If you were to go down deeper, a server is just an electrical machine which shuffles eletrons around. So, you could say "there's no point in talking about 'servers', if we're just using transistors when you really think about it".
But it would convey no useful information if someone asked you "what are you using to run your service?" and you replied "well, I just move electrons around", would it?
No, i am not advocating reductionism, server has a analogical meaning as it serves something. Processing has analogical meaning as we do processes something, serverless implies there are no servers involved.
As far as managing goes, most of the server are not managed by you anyway. But yeah i get it, everyone likes it so...

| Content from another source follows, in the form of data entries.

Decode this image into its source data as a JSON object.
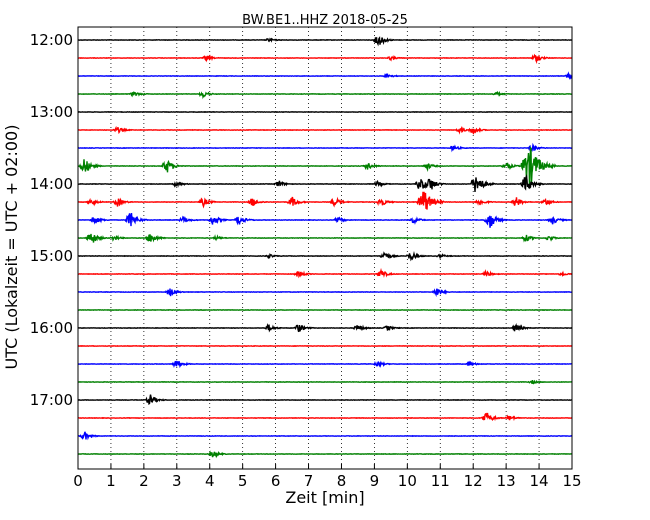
{
  "chart_data": {
    "type": "line",
    "title": "BW.BE1..HHZ 2018-05-25",
    "xlabel": "Zeit  [min]",
    "ylabel": "UTC (Lokalzeit = UTC + 02:00)",
    "xlim": [
      0,
      15
    ],
    "x_ticks": [
      "0",
      "1",
      "2",
      "3",
      "4",
      "5",
      "6",
      "7",
      "8",
      "9",
      "10",
      "11",
      "12",
      "13",
      "14",
      "15"
    ],
    "y_ticks": [
      "12:00",
      "13:00",
      "14:00",
      "15:00",
      "16:00",
      "17:00"
    ],
    "grid": true,
    "trace_interval_minutes": 15,
    "start_time": "12:00",
    "colors": [
      "#000000",
      "#ff0000",
      "#0000ff",
      "#008000"
    ],
    "traces": [
      {
        "start": "12:00",
        "events": [
          {
            "t": 5.8,
            "a": 0.2
          },
          {
            "t": 9.1,
            "a": 0.5
          },
          {
            "t": 9.2,
            "a": 0.3
          }
        ]
      },
      {
        "start": "12:15",
        "events": [
          {
            "t": 3.9,
            "a": 0.3
          },
          {
            "t": 9.5,
            "a": 0.2
          },
          {
            "t": 13.9,
            "a": 0.45
          }
        ]
      },
      {
        "start": "12:30",
        "events": [
          {
            "t": 9.4,
            "a": 0.25
          },
          {
            "t": 14.9,
            "a": 0.3
          }
        ]
      },
      {
        "start": "12:45",
        "events": [
          {
            "t": 1.7,
            "a": 0.3
          },
          {
            "t": 3.8,
            "a": 0.4
          },
          {
            "t": 12.7,
            "a": 0.2
          }
        ]
      },
      {
        "start": "13:00",
        "events": []
      },
      {
        "start": "13:15",
        "events": [
          {
            "t": 1.2,
            "a": 0.35
          },
          {
            "t": 11.6,
            "a": 0.3
          },
          {
            "t": 12.0,
            "a": 0.4
          }
        ]
      },
      {
        "start": "13:30",
        "events": [
          {
            "t": 11.4,
            "a": 0.3
          },
          {
            "t": 13.8,
            "a": 0.4
          }
        ]
      },
      {
        "start": "13:45",
        "events": [
          {
            "t": 0.2,
            "a": 0.9
          },
          {
            "t": 2.7,
            "a": 0.8
          },
          {
            "t": 8.8,
            "a": 0.4
          },
          {
            "t": 10.6,
            "a": 0.4
          },
          {
            "t": 13.0,
            "a": 0.5
          },
          {
            "t": 13.7,
            "a": 2.5
          }
        ]
      },
      {
        "start": "14:00",
        "events": [
          {
            "t": 3.0,
            "a": 0.3
          },
          {
            "t": 6.1,
            "a": 0.4
          },
          {
            "t": 9.1,
            "a": 0.3
          },
          {
            "t": 10.4,
            "a": 0.8
          },
          {
            "t": 10.7,
            "a": 0.7
          },
          {
            "t": 12.1,
            "a": 1.2
          },
          {
            "t": 13.6,
            "a": 1.0
          }
        ]
      },
      {
        "start": "14:15",
        "events": [
          {
            "t": 0.4,
            "a": 0.4
          },
          {
            "t": 1.2,
            "a": 0.5
          },
          {
            "t": 3.8,
            "a": 0.5
          },
          {
            "t": 5.3,
            "a": 0.5
          },
          {
            "t": 6.5,
            "a": 0.6
          },
          {
            "t": 7.8,
            "a": 0.5
          },
          {
            "t": 9.2,
            "a": 0.5
          },
          {
            "t": 10.5,
            "a": 1.5
          },
          {
            "t": 12.2,
            "a": 0.4
          },
          {
            "t": 13.3,
            "a": 0.6
          },
          {
            "t": 14.2,
            "a": 0.4
          }
        ]
      },
      {
        "start": "14:30",
        "events": [
          {
            "t": 0.5,
            "a": 0.5
          },
          {
            "t": 1.6,
            "a": 0.9
          },
          {
            "t": 3.2,
            "a": 0.4
          },
          {
            "t": 4.1,
            "a": 0.6
          },
          {
            "t": 4.9,
            "a": 0.6
          },
          {
            "t": 7.9,
            "a": 0.3
          },
          {
            "t": 10.2,
            "a": 0.4
          },
          {
            "t": 12.5,
            "a": 1.0
          },
          {
            "t": 14.4,
            "a": 0.5
          }
        ]
      },
      {
        "start": "14:45",
        "events": [
          {
            "t": 0.4,
            "a": 0.8
          },
          {
            "t": 1.1,
            "a": 0.3
          },
          {
            "t": 2.2,
            "a": 0.6
          },
          {
            "t": 4.2,
            "a": 0.2
          },
          {
            "t": 13.6,
            "a": 0.4
          },
          {
            "t": 14.3,
            "a": 0.3
          }
        ]
      },
      {
        "start": "15:00",
        "events": [
          {
            "t": 5.8,
            "a": 0.2
          },
          {
            "t": 9.3,
            "a": 0.5
          },
          {
            "t": 10.1,
            "a": 0.5
          },
          {
            "t": 11.0,
            "a": 0.2
          }
        ]
      },
      {
        "start": "15:15",
        "events": [
          {
            "t": 6.7,
            "a": 0.4
          },
          {
            "t": 9.2,
            "a": 0.5
          },
          {
            "t": 12.4,
            "a": 0.3
          },
          {
            "t": 14.7,
            "a": 0.2
          }
        ]
      },
      {
        "start": "15:30",
        "events": [
          {
            "t": 2.8,
            "a": 0.5
          },
          {
            "t": 10.9,
            "a": 0.5
          }
        ]
      },
      {
        "start": "15:45",
        "events": []
      },
      {
        "start": "16:00",
        "events": [
          {
            "t": 5.8,
            "a": 0.4
          },
          {
            "t": 6.7,
            "a": 0.5
          },
          {
            "t": 8.5,
            "a": 0.4
          },
          {
            "t": 9.4,
            "a": 0.3
          },
          {
            "t": 13.3,
            "a": 0.5
          }
        ]
      },
      {
        "start": "16:15",
        "events": []
      },
      {
        "start": "16:30",
        "events": [
          {
            "t": 3.0,
            "a": 0.5
          },
          {
            "t": 9.1,
            "a": 0.3
          },
          {
            "t": 11.9,
            "a": 0.3
          }
        ]
      },
      {
        "start": "16:45",
        "events": [
          {
            "t": 13.8,
            "a": 0.2
          }
        ]
      },
      {
        "start": "17:00",
        "events": [
          {
            "t": 2.2,
            "a": 0.6
          }
        ]
      },
      {
        "start": "17:15",
        "events": [
          {
            "t": 12.4,
            "a": 0.7
          },
          {
            "t": 13.1,
            "a": 0.3
          }
        ]
      },
      {
        "start": "17:30",
        "events": [
          {
            "t": 0.2,
            "a": 0.5
          }
        ]
      },
      {
        "start": "17:45",
        "events": [
          {
            "t": 4.1,
            "a": 0.4
          }
        ]
      }
    ]
  }
}
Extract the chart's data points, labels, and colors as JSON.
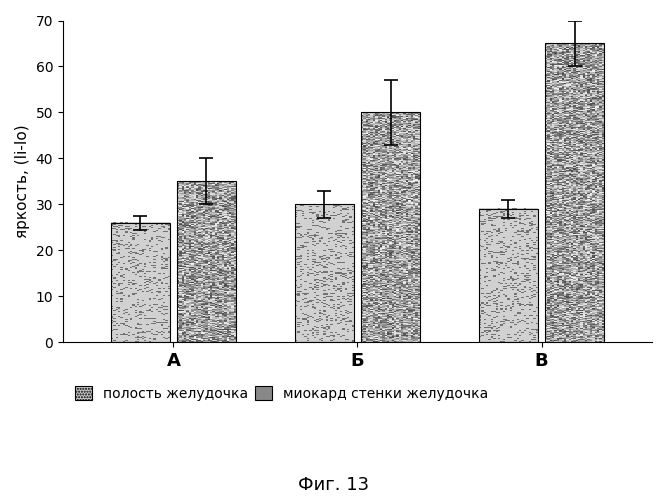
{
  "groups": [
    "А",
    "Б",
    "В"
  ],
  "bar1_values": [
    26,
    30,
    29
  ],
  "bar2_values": [
    35,
    50,
    65
  ],
  "bar1_errors": [
    1.5,
    3,
    2
  ],
  "bar2_errors": [
    5,
    7,
    5
  ],
  "ylabel": "яркость, (Ii-Io)",
  "ylim": [
    0,
    70
  ],
  "yticks": [
    0,
    10,
    20,
    30,
    40,
    50,
    60,
    70
  ],
  "legend1": "полость желудочка",
  "legend2": "миокард стенки желудочка",
  "caption": "Фиг. 13",
  "bar_width": 0.32,
  "background_color": "#ffffff",
  "group_fontsize": 13,
  "ylabel_fontsize": 11,
  "caption_fontsize": 13,
  "tick_fontsize": 10
}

On the management side, I'm curious what you mean by "most of the server are not managed by you anyway". In my experience, unless you're in a very big company, you are either managing or at least minding the server, or someone within earshot range is.
In that scenario, not having to even consider if the error you're getting is because your server is restarting/out-of-memory/needing-update/broken-by-a-coworker like 99% of the time is as close to "serverless" as it gets, in terms of day-to-day work activities and worries.
If you were to go down deeper, a server is just an electrical machine which shuffles eletrons around. So, you could say "there's no point in talking about 'servers', if we're just using transistors when you really think about it".
But it would convey no useful information if someone asked you "what are you using to run your service?" and you replied "well, I just move electrons around", would it?